Hepatitis refers to the inflammation of the liver, often caused by a viral infection. However, it’s important to note that hepatitis can also result from other factors such as alcohol and drug abuse, autoimmune diseases, and certain medications. The most common types of viral hepatitis are hepatitis A, hepatitis B, and hepatitis C, but there are also other less common types such as hepatitis D and hepatitis E. These viruses can be transmitted through various means, including contaminated food and water, unsafe sexual practices, sharing needles or from mother to child during childbirth.
Knowing the type of virus will help with knowing what to expect and how to manage.
Hepatitis A and E can be acquired through contaminated food and water. Poor sanitary conditions, eating under-cooked food, poor hand washing habits, raw fruits and vegetables if not cleaned properly and endemic areas, make pregnant women more vulnerable to the infection. Being in close proximity, sharing towels, etc. of patients of Hepatitis A and E can also transmit the virus.

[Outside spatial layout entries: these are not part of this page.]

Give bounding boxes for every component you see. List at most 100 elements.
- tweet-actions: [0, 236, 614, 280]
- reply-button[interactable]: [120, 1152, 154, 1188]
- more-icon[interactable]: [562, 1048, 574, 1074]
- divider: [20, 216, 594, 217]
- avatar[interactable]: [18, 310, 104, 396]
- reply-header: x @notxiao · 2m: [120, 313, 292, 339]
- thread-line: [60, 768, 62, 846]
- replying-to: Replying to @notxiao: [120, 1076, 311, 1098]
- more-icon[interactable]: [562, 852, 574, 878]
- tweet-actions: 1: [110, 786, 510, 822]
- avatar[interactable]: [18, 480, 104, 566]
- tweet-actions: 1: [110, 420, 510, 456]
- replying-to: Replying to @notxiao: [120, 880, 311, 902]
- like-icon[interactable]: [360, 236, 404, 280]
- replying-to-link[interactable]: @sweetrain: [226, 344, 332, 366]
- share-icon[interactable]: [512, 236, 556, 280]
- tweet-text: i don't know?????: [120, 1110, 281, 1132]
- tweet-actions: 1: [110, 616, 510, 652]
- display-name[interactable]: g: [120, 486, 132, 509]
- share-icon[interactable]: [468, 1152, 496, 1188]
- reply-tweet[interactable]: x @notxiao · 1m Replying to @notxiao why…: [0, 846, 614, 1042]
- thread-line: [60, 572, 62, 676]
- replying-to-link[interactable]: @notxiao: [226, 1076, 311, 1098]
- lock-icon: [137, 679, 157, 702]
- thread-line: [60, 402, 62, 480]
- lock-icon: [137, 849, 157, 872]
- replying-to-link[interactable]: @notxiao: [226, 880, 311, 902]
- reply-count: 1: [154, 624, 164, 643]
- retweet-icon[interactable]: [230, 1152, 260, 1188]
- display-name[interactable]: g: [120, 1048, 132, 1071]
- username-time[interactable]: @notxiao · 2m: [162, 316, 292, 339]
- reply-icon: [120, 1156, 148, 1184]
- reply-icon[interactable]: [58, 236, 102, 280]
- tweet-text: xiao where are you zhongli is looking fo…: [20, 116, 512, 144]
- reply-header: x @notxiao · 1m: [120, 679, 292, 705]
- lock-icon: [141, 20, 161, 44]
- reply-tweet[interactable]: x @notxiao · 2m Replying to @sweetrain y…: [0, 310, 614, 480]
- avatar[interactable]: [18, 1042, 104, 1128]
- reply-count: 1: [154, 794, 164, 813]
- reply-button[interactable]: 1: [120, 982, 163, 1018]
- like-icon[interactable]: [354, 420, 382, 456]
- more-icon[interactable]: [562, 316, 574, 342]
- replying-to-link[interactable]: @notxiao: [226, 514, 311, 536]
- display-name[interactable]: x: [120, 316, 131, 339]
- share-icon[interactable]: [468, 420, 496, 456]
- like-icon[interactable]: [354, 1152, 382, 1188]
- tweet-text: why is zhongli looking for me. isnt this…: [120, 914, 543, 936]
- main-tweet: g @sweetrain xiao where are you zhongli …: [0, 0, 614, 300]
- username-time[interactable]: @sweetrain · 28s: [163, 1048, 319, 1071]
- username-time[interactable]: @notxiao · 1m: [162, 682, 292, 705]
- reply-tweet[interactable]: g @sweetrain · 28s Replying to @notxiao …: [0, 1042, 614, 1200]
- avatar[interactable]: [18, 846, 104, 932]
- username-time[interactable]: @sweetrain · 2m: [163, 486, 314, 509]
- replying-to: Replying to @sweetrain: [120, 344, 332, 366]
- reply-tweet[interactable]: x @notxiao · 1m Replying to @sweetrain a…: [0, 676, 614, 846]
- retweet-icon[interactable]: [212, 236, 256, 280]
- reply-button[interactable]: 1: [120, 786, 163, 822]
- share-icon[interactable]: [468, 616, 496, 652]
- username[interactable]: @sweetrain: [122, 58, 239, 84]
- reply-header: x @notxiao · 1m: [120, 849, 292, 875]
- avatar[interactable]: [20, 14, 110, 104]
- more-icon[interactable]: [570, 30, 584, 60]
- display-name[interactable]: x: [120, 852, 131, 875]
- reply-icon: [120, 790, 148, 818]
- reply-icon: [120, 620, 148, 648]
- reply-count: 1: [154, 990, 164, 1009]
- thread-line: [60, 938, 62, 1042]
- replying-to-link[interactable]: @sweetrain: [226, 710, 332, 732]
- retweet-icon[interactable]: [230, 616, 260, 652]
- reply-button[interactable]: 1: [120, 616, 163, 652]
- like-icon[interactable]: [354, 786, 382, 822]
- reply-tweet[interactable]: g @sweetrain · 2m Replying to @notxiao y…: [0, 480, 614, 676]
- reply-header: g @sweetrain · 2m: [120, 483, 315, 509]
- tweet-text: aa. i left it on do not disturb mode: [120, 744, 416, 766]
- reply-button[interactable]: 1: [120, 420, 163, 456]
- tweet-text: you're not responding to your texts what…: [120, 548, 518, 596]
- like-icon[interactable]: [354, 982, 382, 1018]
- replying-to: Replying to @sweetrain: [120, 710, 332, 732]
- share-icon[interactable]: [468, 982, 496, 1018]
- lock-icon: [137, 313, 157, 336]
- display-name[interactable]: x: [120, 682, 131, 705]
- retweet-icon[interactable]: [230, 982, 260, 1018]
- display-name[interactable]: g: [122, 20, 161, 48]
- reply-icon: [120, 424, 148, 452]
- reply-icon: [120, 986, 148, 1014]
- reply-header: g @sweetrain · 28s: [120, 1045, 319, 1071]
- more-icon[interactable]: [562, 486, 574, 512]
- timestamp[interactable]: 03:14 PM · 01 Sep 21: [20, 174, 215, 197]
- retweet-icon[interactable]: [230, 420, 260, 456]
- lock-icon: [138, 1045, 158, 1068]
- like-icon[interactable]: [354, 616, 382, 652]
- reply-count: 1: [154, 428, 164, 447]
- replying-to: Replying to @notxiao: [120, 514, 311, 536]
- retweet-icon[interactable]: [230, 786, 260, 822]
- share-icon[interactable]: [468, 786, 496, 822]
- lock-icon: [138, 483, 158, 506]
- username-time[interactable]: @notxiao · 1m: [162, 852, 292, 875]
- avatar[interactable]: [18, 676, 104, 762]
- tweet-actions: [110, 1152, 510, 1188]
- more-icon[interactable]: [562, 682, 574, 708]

Hepatitis A usually is self-limiting and doesn’t have long term effects on the liver. Anti-Hepatitis A vaccine is available and advisable to all high-risk patients. Rarely it may progress to acute liver failure requiring Liver transplant. Hepatitis E is the more dreaded of the two and can lead to rapid liver failure with a mortality risk upto 10-15 percent. Currently there is no specific antidote or approved vaccine available in India for Hepatitis E.
Hepatitis B, D and C can be acquired by unsafe sex, sharing needles, blood transfusion and from mother to her unborn baby. Most with Hepatitis B infection recover and become seronegative but few continue to be lifelong carrier and can pass the infection to the unborn baby during pregnancy. Anti Hep B vaccine is available, and vaccination is recommended.
The risk of transmission depends on the viral load. Anti-viral medication maybe given if the viral load is high or if Hepatitis B e antigen is positive. This can help in lowering the risk of transmission to the baby. Babies born to hepatitis B positive mothers are given Hep B vaccination within 12 hours followed by Immunoglobulins.
Risk of transmission of Hepatitis C is low, though maybe higher when viral load is high or if additionally, the expecting mother is HIV positive. There is no vaccine against Hepatitis C but treatment exists which may have to be continued for 3 months.
Hepatitis D happens when already infected with Hepatitis B and it makes the disease even more severe. However, Hepatitis D is very rare.
Hepatitis is the inflammation of the liver that results from a number of different risk factors, including contaminated water and food, unsafe sex, sharing needles, and from mother to child. While hepatitis A and E may not transmit from mother to baby, hepatitis B, D, and C can lead to infection in the unborn baby. Regular liver function and viral load maybe monitored throughout pregnancy for Hepatitis positive expecting mothers. Expecting mothers with Hepatitis need to be under close surveillance of her obstetrician and gastroenterologist to avoid any complications. All pregnant women are routinely advised to be screened for Hepatitis B, C and HIV in the first and last trimester of pregnancy.